Originally Posted by
jivecat
All refusals are genuine - it means someone genuinely doesn't want to dance with you, either at that time, or never, and that's why they are difficult to deal with. I get refused pretty regularly and it always hurts just a bit, although I have got much better at dealing with it. I almost find it easier if the refusal is rude because then I can see the funny side of it. It is never a pleasant experience and always leaves me wondering what I have done wrong, especially if it is just a flat "No thanks" with no reason given. However, it is a fact of life in the dance world as nobody can be expected, as you yourself say, to dance with just everybody on demand.
It's good that you offer them support but eventually they are going to have to decide for themselves what line to take on the issue of refusals. I think confidence is something you acquire by your own efforts and actions, not something that can be delivered on a plate by someone else.
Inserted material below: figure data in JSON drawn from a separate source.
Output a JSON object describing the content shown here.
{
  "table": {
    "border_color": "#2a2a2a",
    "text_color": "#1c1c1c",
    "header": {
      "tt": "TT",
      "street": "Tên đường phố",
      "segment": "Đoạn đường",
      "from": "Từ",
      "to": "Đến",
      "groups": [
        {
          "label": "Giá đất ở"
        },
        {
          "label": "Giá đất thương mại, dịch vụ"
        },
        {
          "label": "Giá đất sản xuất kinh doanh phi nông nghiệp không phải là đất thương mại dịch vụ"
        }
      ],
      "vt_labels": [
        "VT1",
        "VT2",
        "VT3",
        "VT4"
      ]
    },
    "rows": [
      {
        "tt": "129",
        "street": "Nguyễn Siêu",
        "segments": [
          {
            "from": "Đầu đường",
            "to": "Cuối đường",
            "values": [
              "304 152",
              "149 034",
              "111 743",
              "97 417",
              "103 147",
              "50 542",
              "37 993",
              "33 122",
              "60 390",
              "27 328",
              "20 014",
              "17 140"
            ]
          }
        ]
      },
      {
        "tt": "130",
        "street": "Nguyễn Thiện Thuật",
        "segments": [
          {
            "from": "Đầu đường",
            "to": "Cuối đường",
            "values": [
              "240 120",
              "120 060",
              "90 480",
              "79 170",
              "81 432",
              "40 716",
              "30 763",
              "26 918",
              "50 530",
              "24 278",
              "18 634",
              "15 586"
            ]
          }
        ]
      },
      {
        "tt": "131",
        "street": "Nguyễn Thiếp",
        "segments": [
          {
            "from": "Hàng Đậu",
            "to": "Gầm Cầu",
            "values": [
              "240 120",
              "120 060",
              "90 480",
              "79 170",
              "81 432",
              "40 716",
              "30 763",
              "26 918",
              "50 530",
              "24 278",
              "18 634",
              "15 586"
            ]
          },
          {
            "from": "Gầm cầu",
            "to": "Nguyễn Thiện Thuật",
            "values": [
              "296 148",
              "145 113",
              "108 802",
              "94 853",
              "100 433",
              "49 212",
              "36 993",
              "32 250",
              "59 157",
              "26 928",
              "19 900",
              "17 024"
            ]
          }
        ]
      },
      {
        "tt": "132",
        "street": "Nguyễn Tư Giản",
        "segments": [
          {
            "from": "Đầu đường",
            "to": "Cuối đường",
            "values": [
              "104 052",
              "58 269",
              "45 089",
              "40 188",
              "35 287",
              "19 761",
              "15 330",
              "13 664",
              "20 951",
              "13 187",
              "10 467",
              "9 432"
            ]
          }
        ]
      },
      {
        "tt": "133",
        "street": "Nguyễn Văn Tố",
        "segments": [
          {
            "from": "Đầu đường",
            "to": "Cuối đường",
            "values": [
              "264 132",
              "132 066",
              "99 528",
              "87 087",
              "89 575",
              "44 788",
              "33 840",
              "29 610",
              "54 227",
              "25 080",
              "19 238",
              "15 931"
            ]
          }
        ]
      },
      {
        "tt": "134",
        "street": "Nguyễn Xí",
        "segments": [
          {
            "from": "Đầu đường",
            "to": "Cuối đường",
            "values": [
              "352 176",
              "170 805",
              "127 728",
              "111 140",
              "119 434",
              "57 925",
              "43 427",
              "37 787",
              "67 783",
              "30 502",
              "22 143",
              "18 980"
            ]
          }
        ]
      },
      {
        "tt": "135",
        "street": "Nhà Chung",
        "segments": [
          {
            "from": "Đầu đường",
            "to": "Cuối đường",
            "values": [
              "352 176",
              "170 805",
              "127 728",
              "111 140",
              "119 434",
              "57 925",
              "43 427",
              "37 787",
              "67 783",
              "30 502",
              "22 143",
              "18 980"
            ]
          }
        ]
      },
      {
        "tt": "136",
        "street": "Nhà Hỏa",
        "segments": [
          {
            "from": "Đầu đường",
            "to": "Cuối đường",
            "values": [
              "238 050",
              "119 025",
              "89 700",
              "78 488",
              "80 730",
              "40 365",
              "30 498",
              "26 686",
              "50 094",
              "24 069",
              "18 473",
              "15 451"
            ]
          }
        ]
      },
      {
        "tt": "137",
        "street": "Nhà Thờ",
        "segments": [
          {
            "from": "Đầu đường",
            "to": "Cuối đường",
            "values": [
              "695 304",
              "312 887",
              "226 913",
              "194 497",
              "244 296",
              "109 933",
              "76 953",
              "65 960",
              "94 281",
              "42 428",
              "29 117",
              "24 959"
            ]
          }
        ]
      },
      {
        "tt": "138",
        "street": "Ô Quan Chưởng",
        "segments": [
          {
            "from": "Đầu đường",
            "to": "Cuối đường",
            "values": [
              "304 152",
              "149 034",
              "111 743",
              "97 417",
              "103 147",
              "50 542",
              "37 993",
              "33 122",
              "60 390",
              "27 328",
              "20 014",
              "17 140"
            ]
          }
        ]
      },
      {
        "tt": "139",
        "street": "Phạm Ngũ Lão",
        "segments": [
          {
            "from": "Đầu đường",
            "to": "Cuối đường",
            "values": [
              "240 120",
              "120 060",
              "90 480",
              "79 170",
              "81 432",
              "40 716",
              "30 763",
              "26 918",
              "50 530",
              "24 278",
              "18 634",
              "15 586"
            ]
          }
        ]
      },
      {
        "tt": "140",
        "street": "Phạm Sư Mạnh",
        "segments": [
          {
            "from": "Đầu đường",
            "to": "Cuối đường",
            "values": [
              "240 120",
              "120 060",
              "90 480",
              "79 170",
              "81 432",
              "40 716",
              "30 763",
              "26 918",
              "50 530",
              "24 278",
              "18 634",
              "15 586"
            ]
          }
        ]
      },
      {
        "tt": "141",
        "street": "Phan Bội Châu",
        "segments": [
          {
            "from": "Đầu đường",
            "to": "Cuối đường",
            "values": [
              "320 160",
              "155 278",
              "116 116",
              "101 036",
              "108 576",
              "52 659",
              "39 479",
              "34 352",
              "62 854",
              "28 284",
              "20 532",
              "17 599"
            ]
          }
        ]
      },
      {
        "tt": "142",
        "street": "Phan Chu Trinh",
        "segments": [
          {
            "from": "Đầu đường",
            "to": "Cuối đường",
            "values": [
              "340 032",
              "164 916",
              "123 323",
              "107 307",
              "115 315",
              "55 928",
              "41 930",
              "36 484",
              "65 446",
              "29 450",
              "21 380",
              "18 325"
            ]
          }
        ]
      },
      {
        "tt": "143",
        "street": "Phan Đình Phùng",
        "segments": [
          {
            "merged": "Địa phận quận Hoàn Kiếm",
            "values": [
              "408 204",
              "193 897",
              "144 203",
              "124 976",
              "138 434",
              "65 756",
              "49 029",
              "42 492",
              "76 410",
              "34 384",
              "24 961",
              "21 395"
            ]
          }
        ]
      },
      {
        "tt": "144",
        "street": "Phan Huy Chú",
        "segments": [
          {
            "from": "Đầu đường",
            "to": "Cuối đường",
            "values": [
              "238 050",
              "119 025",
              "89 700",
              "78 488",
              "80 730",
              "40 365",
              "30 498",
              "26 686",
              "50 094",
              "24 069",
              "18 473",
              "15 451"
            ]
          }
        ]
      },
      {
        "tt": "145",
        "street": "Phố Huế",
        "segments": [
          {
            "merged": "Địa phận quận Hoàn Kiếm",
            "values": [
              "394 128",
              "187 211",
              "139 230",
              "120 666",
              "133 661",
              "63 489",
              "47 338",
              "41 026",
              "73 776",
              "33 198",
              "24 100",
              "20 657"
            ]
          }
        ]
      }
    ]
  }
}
Yes, the man was rude, but there are always going to be rude people and the best thing is to just get back in the saddle and move on to the next one. That is the quickest way to restore confidence, in my view. Brooding and plotting revengedoesn't actually get anyone anywhere.
Maybe I would, but he didn't, did he? I think we should have a more balanced portrayal of this person's overall behaviour. If he had come up to you later and said, " I now see what a brilliant dancer you are, I beg you to dance with me," would you have felt differently?
If someone has upset you, or been rude to you personally I think it's perfectly fine to speak to them directly about it, as long as you don't then equal them in rudeness. I've done it myself occasionally, and it's very empowering. However, that is a very different thing from trying to get up a gang on the forum to mete out various nebulous forms of revenge on someone whose motives and behaviour are unknown except for what has been reported on this forum.
If everyone who was ever accused of rudeness was excluded from venues on those grounds Ceroc's profits would fall through the floor - let's get this in perspective.
I very occasionally refuse for similar reasons to you, and try to find the person later. There's one guy I have refused several times because I just find him creepy but I would probably dance with him once first. And there are lots of people I don't dance with, just as there are many that don't dance with me. We are just not on each other's lists. Is that so unusual? I don't think so. I normally dance with anyone who asks me, but usually wouldn't actively encourage someone I wasn't comfortable with to ask me. You mean you would??
I think it's fair to warn them that he can be picky and rude, then allow them to make their own minds up.
Too right I have, it just made me more determined to learn to dance as well as I could to prove them wrong.
I think you'd be entitled to refuse if they smell really bad or were too sleazy.
As Jivelad kindly explained, I wasn't calling you names. I think you've got some good reasons for taking the line you have, but using a public forum to enact a vendetta against the guy is not, IMO, the right solution.